Moreover, they believe that their dogged interest in Star Wars means they’ve earned the right to steer the ship, and they keep threatening financial ruin for new stories in the universe that fail to conform to the group’s headcanon.
Nobody serious would credit the idea of a boycott, though. The Last Jedi is the 11th highest-grossing movie of all time; Star Wars fans are always going to pony up for a new Star Wars movie, if only to complain that it ruined their childhood; and Johnson is still slated to write three more screenplays despite Lucasfilm announcing a halt to other spinoffs.
What’s comforting, even if you take issue with his Star Wars philosophy, is that Johnson has a strongly defined vision, with an eye to the far horizon.

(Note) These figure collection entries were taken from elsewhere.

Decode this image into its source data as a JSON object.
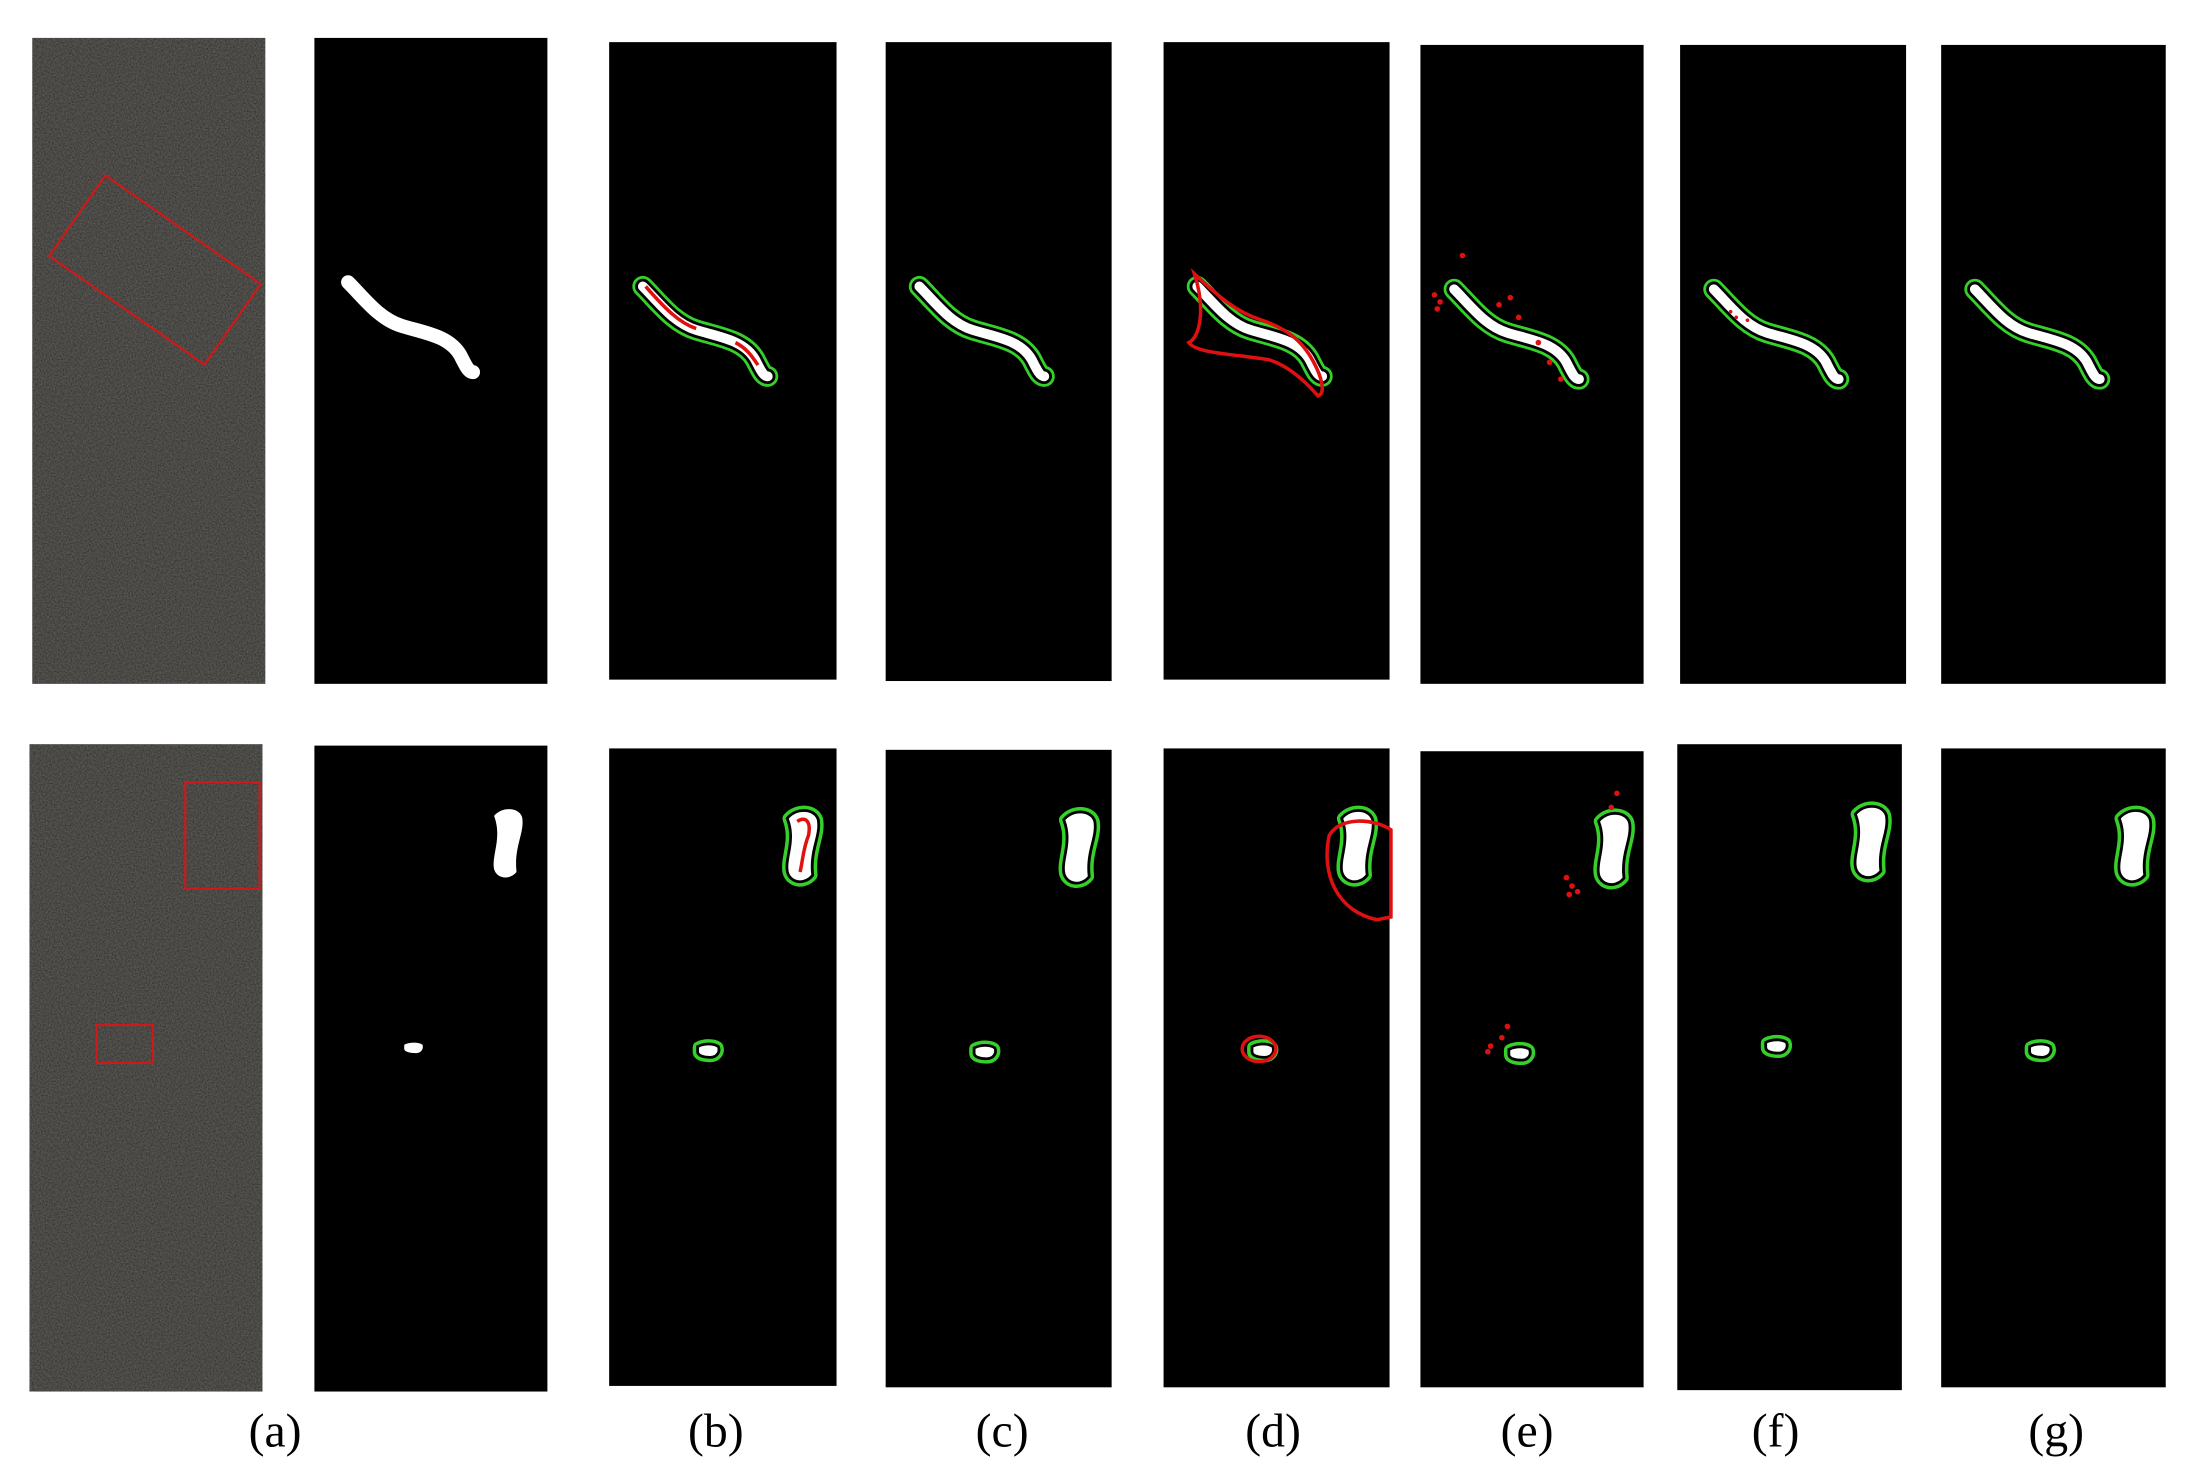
{
  "panel_labels": [
    "(a)",
    "(b)",
    "(c)",
    "(d)",
    "(e)",
    "(f)",
    "(g)"
  ]
}
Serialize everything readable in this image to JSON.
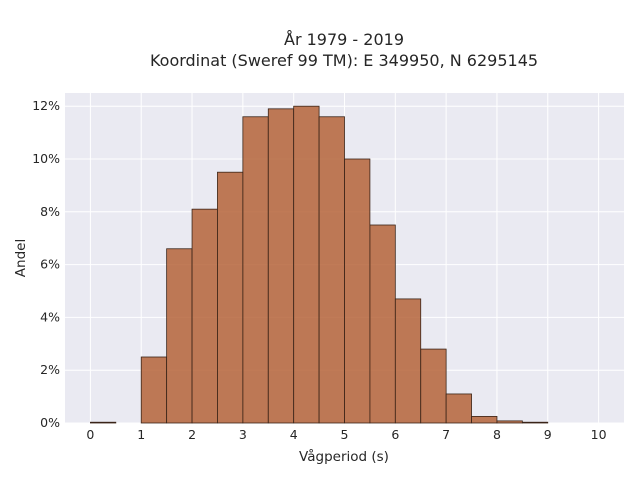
{
  "chart_data": {
    "type": "bar",
    "title_line1": "År 1979 - 2019",
    "title_line2": "Koordinat (Sweref 99 TM): E 349950, N 6295145",
    "xlabel": "Vågperiod (s)",
    "ylabel": "Andel",
    "xlim": [
      -0.5,
      10.5
    ],
    "ylim": [
      0,
      12.5
    ],
    "x_ticks": [
      0,
      1,
      2,
      3,
      4,
      5,
      6,
      7,
      8,
      9,
      10
    ],
    "x_tick_labels": [
      "0",
      "1",
      "2",
      "3",
      "4",
      "5",
      "6",
      "7",
      "8",
      "9",
      "10"
    ],
    "y_ticks": [
      0,
      2,
      4,
      6,
      8,
      10,
      12
    ],
    "y_tick_labels": [
      "0%",
      "2%",
      "4%",
      "6%",
      "8%",
      "10%",
      "12%"
    ],
    "bin_width": 0.5,
    "bin_starts": [
      0,
      0.5,
      1,
      1.5,
      2,
      2.5,
      3,
      3.5,
      4,
      4.5,
      5,
      5.5,
      6,
      6.5,
      7,
      7.5,
      8,
      8.5,
      9,
      9.5
    ],
    "values": [
      0.03,
      0,
      2.5,
      6.6,
      8.1,
      9.5,
      11.6,
      11.9,
      12.0,
      11.6,
      10.0,
      7.5,
      4.7,
      2.8,
      1.1,
      0.25,
      0.08,
      0.03,
      0,
      0
    ],
    "bar_color": "#b5643a",
    "background_color": "#eaeaf2",
    "grid": true
  }
}
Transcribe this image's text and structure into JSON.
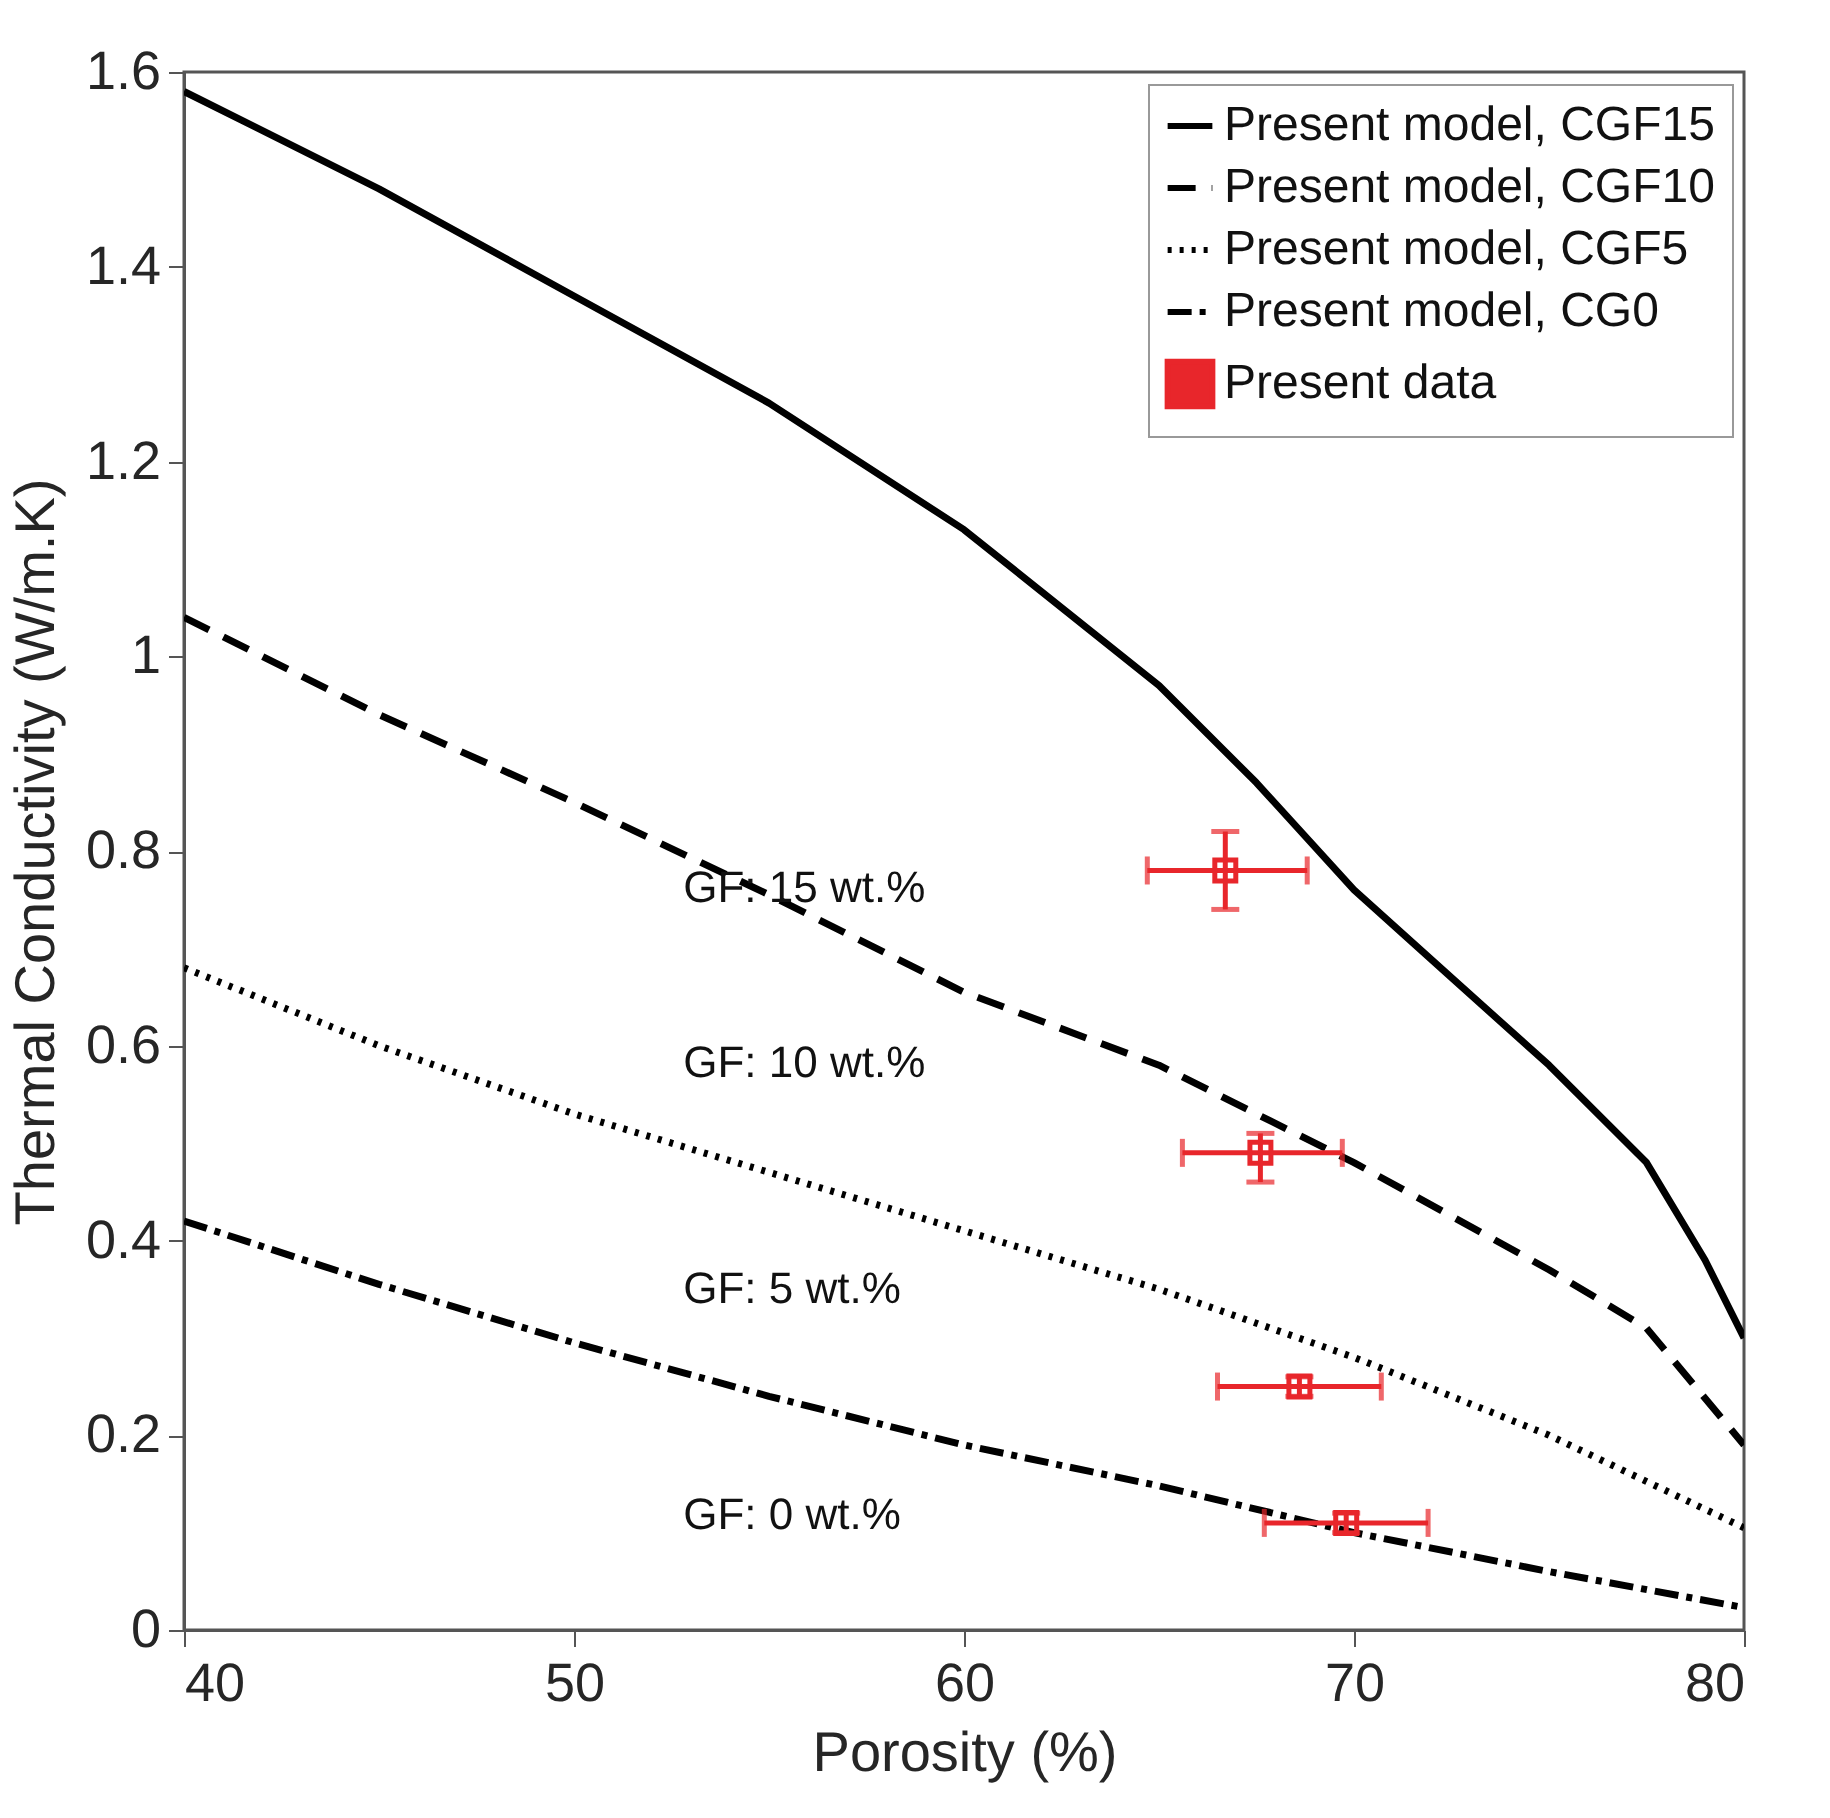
{
  "chart_data": {
    "type": "line",
    "xlabel": "Porosity (%)",
    "ylabel": "Thermal Conductivity (W/m.K)",
    "xlim": [
      40,
      80
    ],
    "xticks": [
      40,
      50,
      60,
      70,
      80
    ],
    "ylim": [
      0,
      1.6
    ],
    "yticks": [
      0,
      0.2,
      0.4,
      0.6,
      0.8,
      1,
      1.2,
      1.4,
      1.6
    ],
    "grid": false,
    "legend": "top right",
    "series": [
      {
        "name": "Present model, CGF15",
        "color": "#000000",
        "line_style": "solid",
        "x": [
          40,
          45,
          50,
          55,
          60,
          65,
          67.5,
          70,
          72.5,
          75,
          77.5,
          79,
          80
        ],
        "values": [
          1.58,
          1.48,
          1.37,
          1.26,
          1.13,
          0.97,
          0.87,
          0.76,
          0.67,
          0.58,
          0.48,
          0.38,
          0.3
        ]
      },
      {
        "name": "Present model, CGF10",
        "color": "#000000",
        "line_style": "dashed",
        "x": [
          40,
          45,
          50,
          55,
          60,
          65,
          70,
          75,
          77.5,
          80
        ],
        "values": [
          1.04,
          0.94,
          0.85,
          0.755,
          0.655,
          0.58,
          0.48,
          0.37,
          0.31,
          0.19
        ]
      },
      {
        "name": "Present model, CGF5",
        "color": "#000000",
        "line_style": "dotted",
        "x": [
          40,
          45,
          50,
          55,
          60,
          65,
          70,
          75,
          80
        ],
        "values": [
          0.68,
          0.6,
          0.53,
          0.47,
          0.41,
          0.35,
          0.28,
          0.2,
          0.105
        ]
      },
      {
        "name": "Present model, CG0",
        "color": "#000000",
        "line_style": "dashdot",
        "x": [
          40,
          45,
          50,
          55,
          60,
          65,
          70,
          75,
          80
        ],
        "values": [
          0.42,
          0.355,
          0.295,
          0.24,
          0.19,
          0.148,
          0.1,
          0.06,
          0.023
        ]
      },
      {
        "name": "Present data",
        "type": "scatter",
        "marker": "square",
        "color": "#e8262b",
        "x": [
          66.7,
          67.6,
          68.6,
          69.8
        ],
        "values": [
          0.78,
          0.49,
          0.25,
          0.11
        ],
        "errors": [
          [
            0.74,
            0.82
          ],
          [
            0.46,
            0.51
          ],
          [
            0.24,
            0.26
          ],
          [
            0.1,
            0.12
          ]
        ],
        "xerrors": [
          [
            64.7,
            68.8
          ],
          [
            65.6,
            69.7
          ],
          [
            66.5,
            70.7
          ],
          [
            67.7,
            71.9
          ]
        ]
      }
    ],
    "annotations": [
      "GF: 15 wt.%",
      "GF: 10 wt.%",
      "GF: 5 wt.%",
      "GF: 0 wt.%"
    ]
  }
}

He knows the narrative has to change or die, that new fans (i.e., actual kids!) will become its guardians as bitter, middle-aged guys fall away in protest.
Growing pains are supposed to hurt, which is why a couple of critics came to see the “betrayals” of The Last Jedi as a feature, not a bug — because to erase the tension between past and future is to remove any pretext for the story to continue.
Life goes on, man, and if you would have preferred a two-hour montage of Old Han Solo high-fiving Old Luke Skywalker, I don’t know what to say. I would’ve imagined that, unlike the rather paint-by-numbers The Force Awakens, this one at least gave you something to sink your teeth into.
And hey, maybe it did, since it doesn’t look like you’re gonna let go of this anytime soon.